Dr. Miller's ultimate goal, he said, has been to see the three-dimensional structure of the protein and to put that together with what he had learned from his mutations to discover "what is important in the structure and how it works."

Others, too, have wanted to see the structure of the lactose-repressor protein, this protein that, Dr. Lu said, is "central to the epistemology of molecular biology."

To get a detailed picture of a protein, researchers first must make crystals of the protein. Then they bombard the crystals with X-rays, and they record the pattern of spots made by X-rays on film as they bounce off the atoms that make up the protein crystal. From that information, they must use complicated mathematical and computational methods to reconstruct the arrangement of atoms that gave rise to the pattern.
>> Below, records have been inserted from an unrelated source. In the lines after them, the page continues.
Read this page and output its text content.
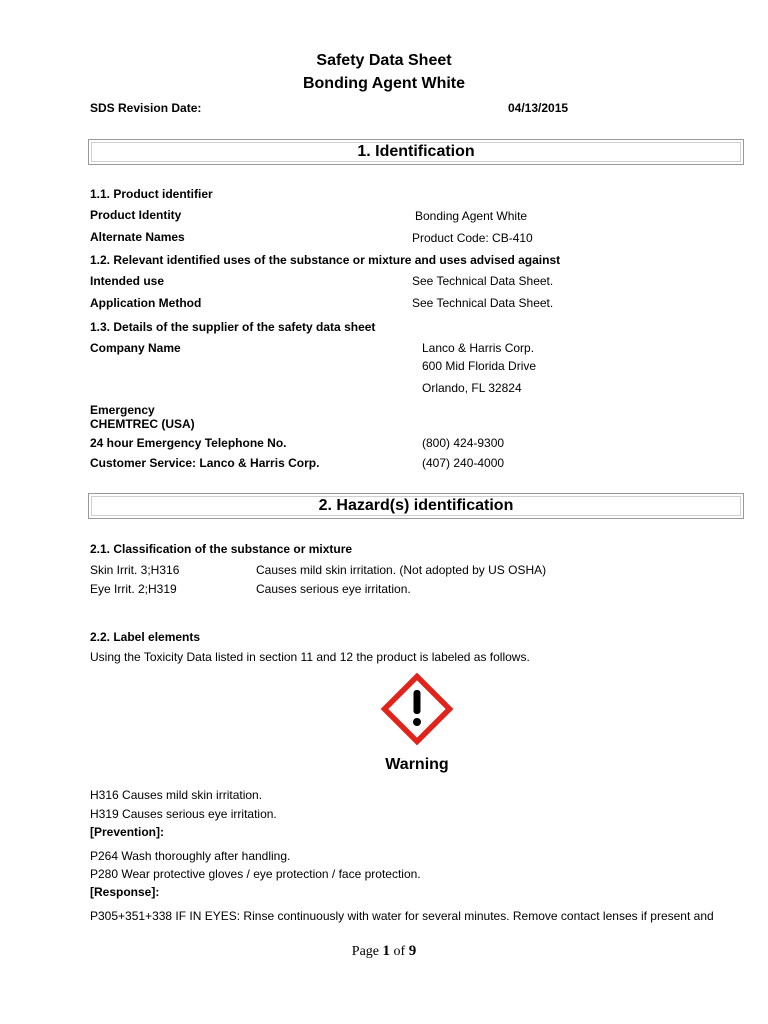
Safety Data Sheet
Bonding Agent White
SDS Revision Date:	04/13/2015
1. Identification
1.1. Product identifier
Product Identity	Bonding Agent White
Alternate Names	Product Code: CB-410
1.2. Relevant identified uses of the substance or mixture and uses advised against
Intended use	See Technical Data Sheet.
Application Method	See Technical Data Sheet.
1.3. Details of the supplier of the safety data sheet
Company Name	Lanco & Harris Corp.
600 Mid Florida Drive
Orlando, FL 32824
Emergency
CHEMTREC (USA)
24 hour Emergency Telephone No.	(800) 424-9300
Customer Service: Lanco & Harris Corp.	(407) 240-4000
2. Hazard(s) identification
2.1. Classification of the substance or mixture
Skin Irrit. 3;H316	Causes mild skin irritation. (Not adopted by US OSHA)
Eye Irrit. 2;H319	Causes serious eye irritation.
2.2. Label elements
Using the Toxicity Data listed in section 11 and 12 the product is labeled as follows.
Warning
H316 Causes mild skin irritation.
H319 Causes serious eye irritation.
[Prevention]:
P264 Wash thoroughly after handling.
P280 Wear protective gloves / eye protection / face protection.
[Response]:
P305+351+338 IF IN EYES: Rinse continuously with water for several minutes. Remove contact lenses if present and
Page 1 of 9
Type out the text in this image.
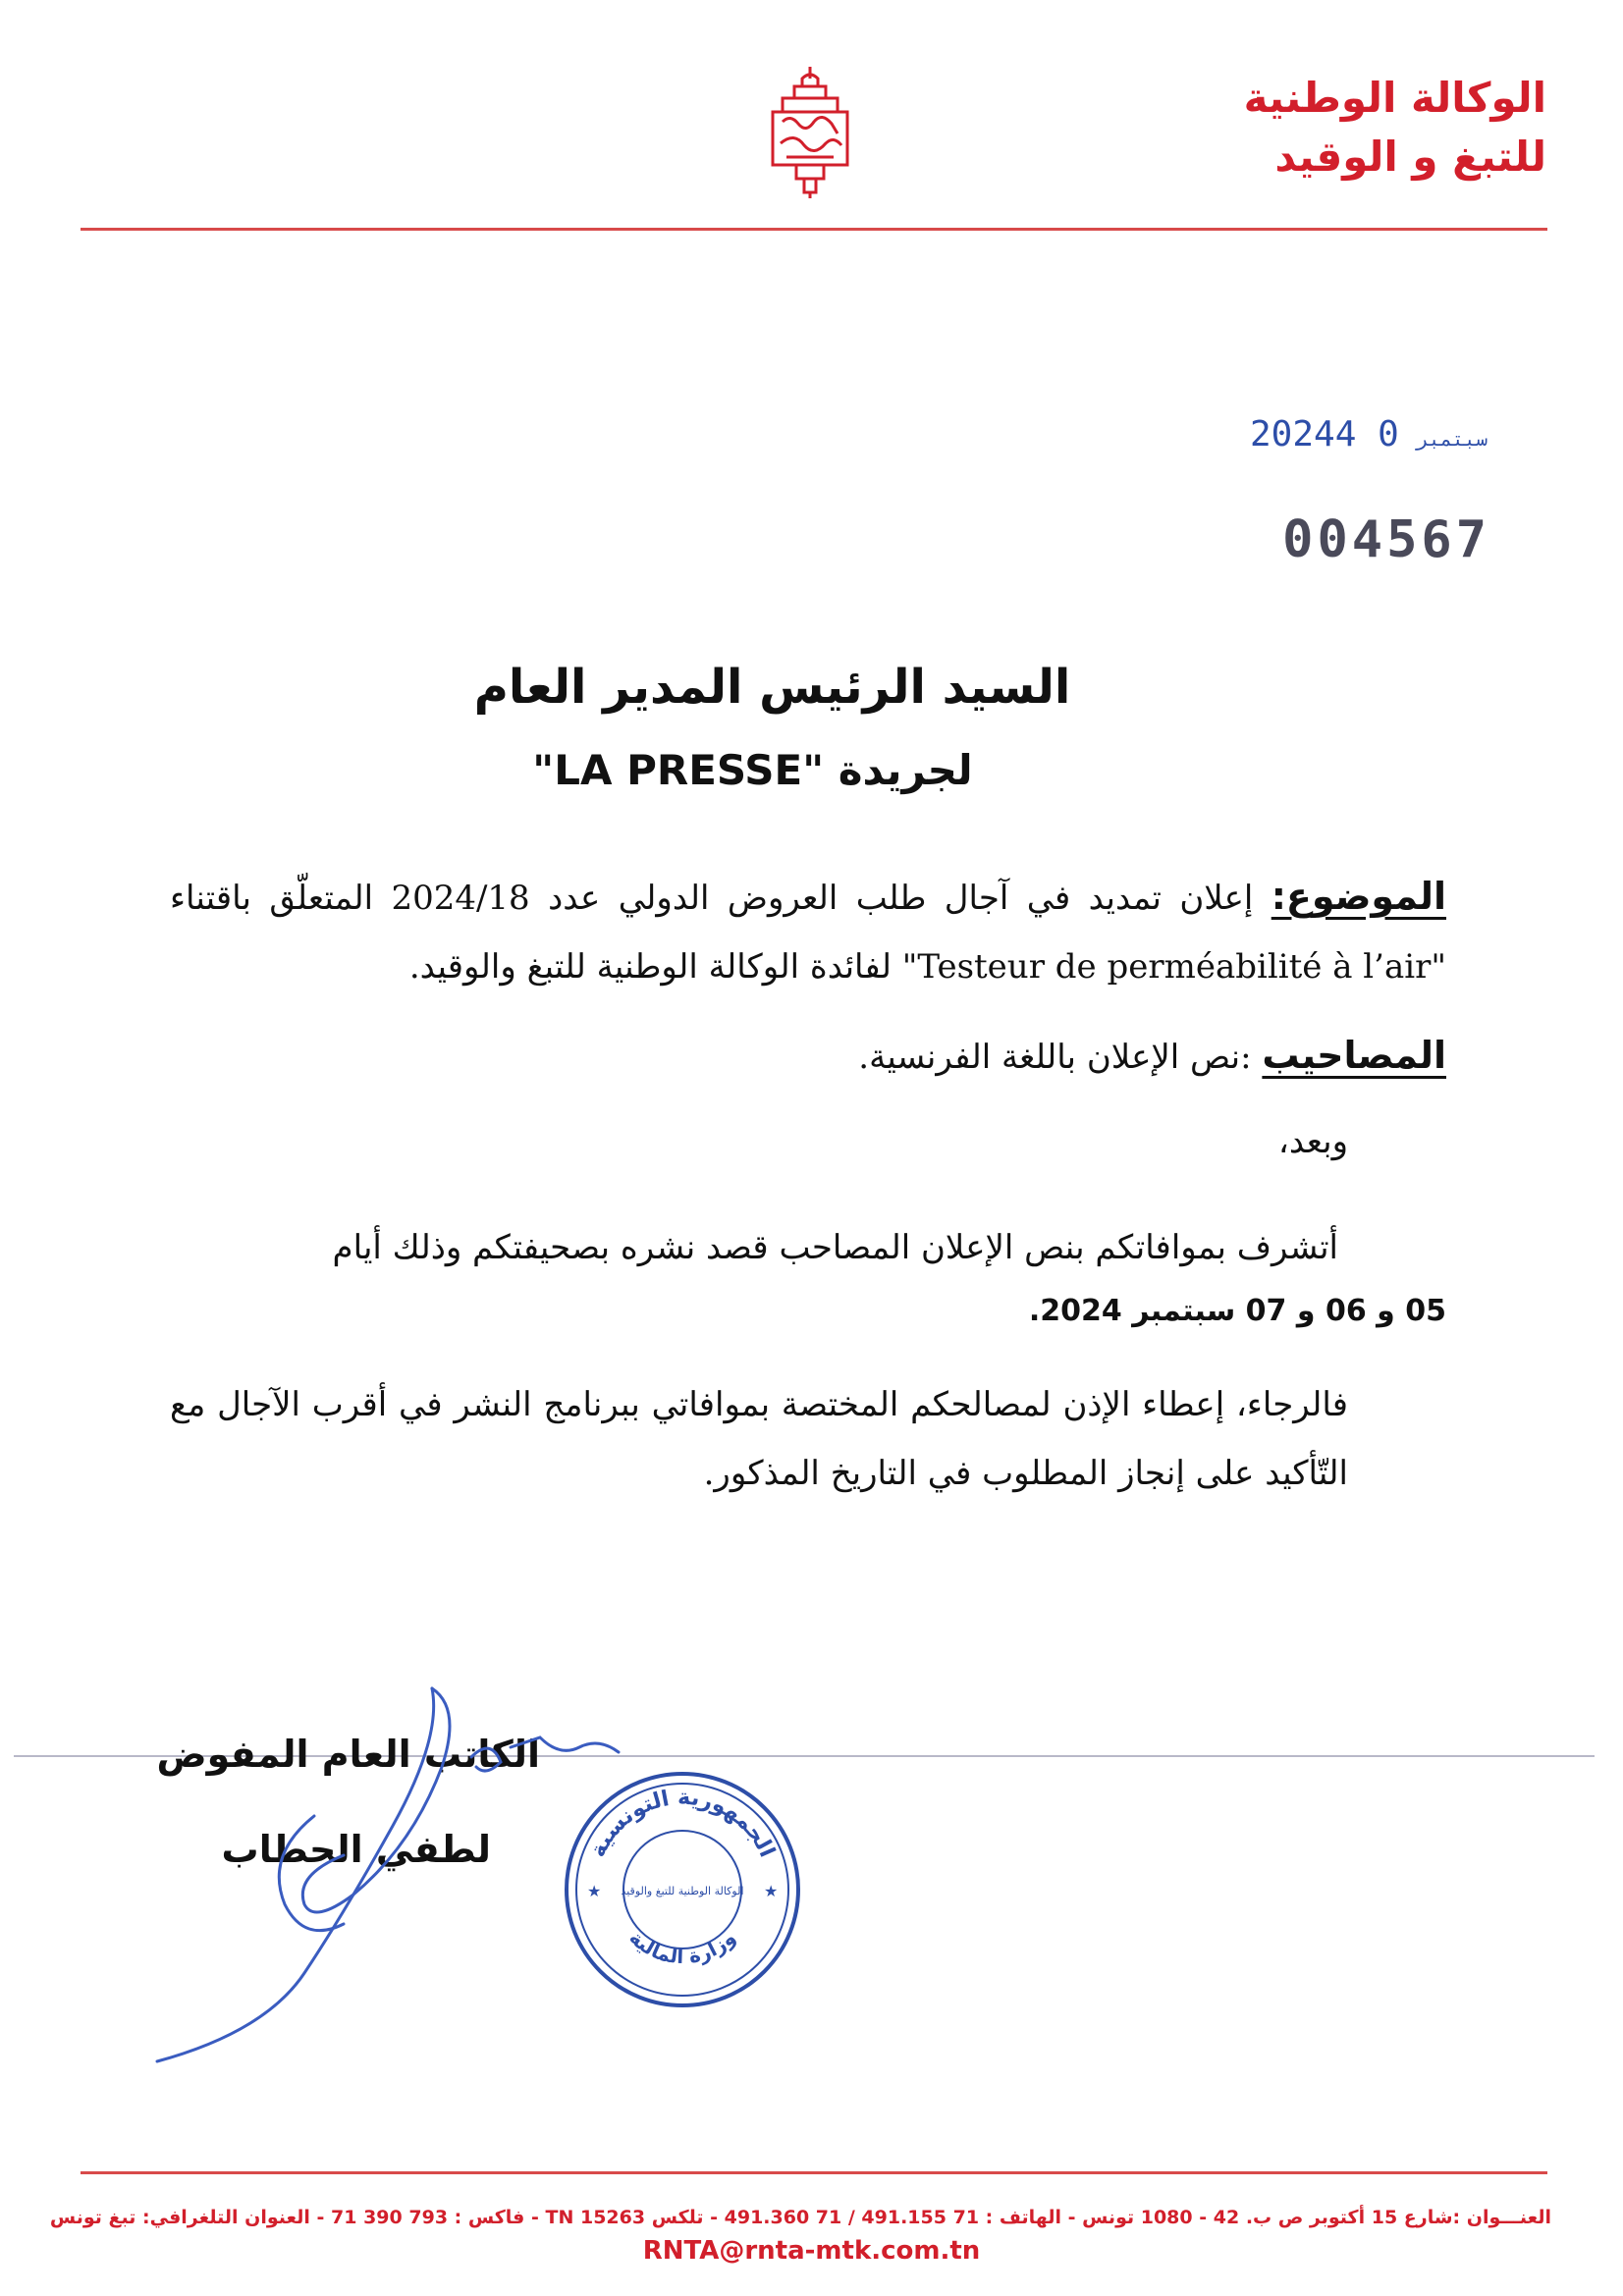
الوكالة الوطنية
للتبغ و الوقيد
2024	سبتمبر0 4
004567
السيد الرئيس المدير العام
لجريدة "LA PRESSE"
الموضوع: إعلان تمديد في آجال طلب العروض الدولي عدد 2024/18 المتعلّق باقتناء "Testeur de perméabilité à l’air" لفائدة الوكالة الوطنية للتبغ والوقيد.
المصاحيب :نص الإعلان باللغة الفرنسية.
وبعد،
أتشرف بموافاتكم بنص الإعلان المصاحب قصد نشره بصحيفتكم وذلك أيام
05 و 06 و 07 سبتمبر 2024.
فالرجاء، إعطاء الإذن لمصالحكم المختصة بموافاتي ببرنامج النشر في أقرب الآجال مع التّأكيد على إنجاز المطلوب في التاريخ المذكور.
الكاتب العام المفوض
لطفي الحطاب	الجمهورية التونسية
وزارة المالية
الوكالة الوطنية للتبغ والوقيد
★	★
العنـــوان :شارع 15 أكتوبر ص ب. 42 - 1080 تونس - الهاتف : 71 491.155 / 71 491.360 - تلكس 15263 TN - فاكس : 793 390 71 - العنوان التلغرافي: تبغ تونس
RNTA@rnta-mtk.com.tn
The problem with the lactose-repressor protein, however, was that it was so huge and so wiggly that it seemed impossible to crystallize. For nearly 30 years, researchers had tried in vain to make crystals. At one point, Dr. Lu and his colleagues even tried to grow crystals in the zero gravity of space, twice sending a solution of lactose-repressor protein on space shuttle missions, but to no avail. The crystals that grew were too small to be useful.

As an interim solution, investigators noticed that if they clipped off the wiggling part of the protein -- the part that binds to DNA -- they could get a crystal of what was left behind. In 1978, Dr. Steitz and his colleagues determined the three-dimensional structure of the part that could be crystallized. But Dr. Steitz noted at the time that it was almost like saying he was going to study brain function by studying decapitated rats.

Dr. Lu and his colleagues spent five years trying various chemical tricks to coax crystals to form and to find ways to incorporate reference atoms into the crystals so they could locate the exact position of molecules. Finally, they managed to make the crystals, and they hit upon a nickel compound that they could incorporate into the molecules to help them analyze the data. Their ultimate success, Dr. Lewis said, was really due to "brute force."

The data from the X-ray bombardment of this large molecule were complex and difficult to interpret. Dr. Lewis ended up inventing a new computational method, which he calls a genetic algorithm, that allowed the investigators to find the molecular structure implicit in the mass of data.

Now, Dr. Matthews said, she and others will be marveling at how this protein's three-dimensional form adds to their understanding of how proteins recognize and make contact with DNA -- the fundamental aspect of turning genes on and off. As the structure of the lactose-repressor protein shows, she said, such interactions "may involve bending and protein folding and unfolding that you don't see unless you get up close and personal with the protein."

Correction: March 9, 1996, Saturday

An article in Science Times on Tuesday about research that determined the three-dimensional structure of an important protein, the lactose repressor, misstated an affiliation of Dr. Jeffrey H. Miller, a researcher who has worked on the protein. He is on the faculty at the University of California at Los Angeles, not Berkeley.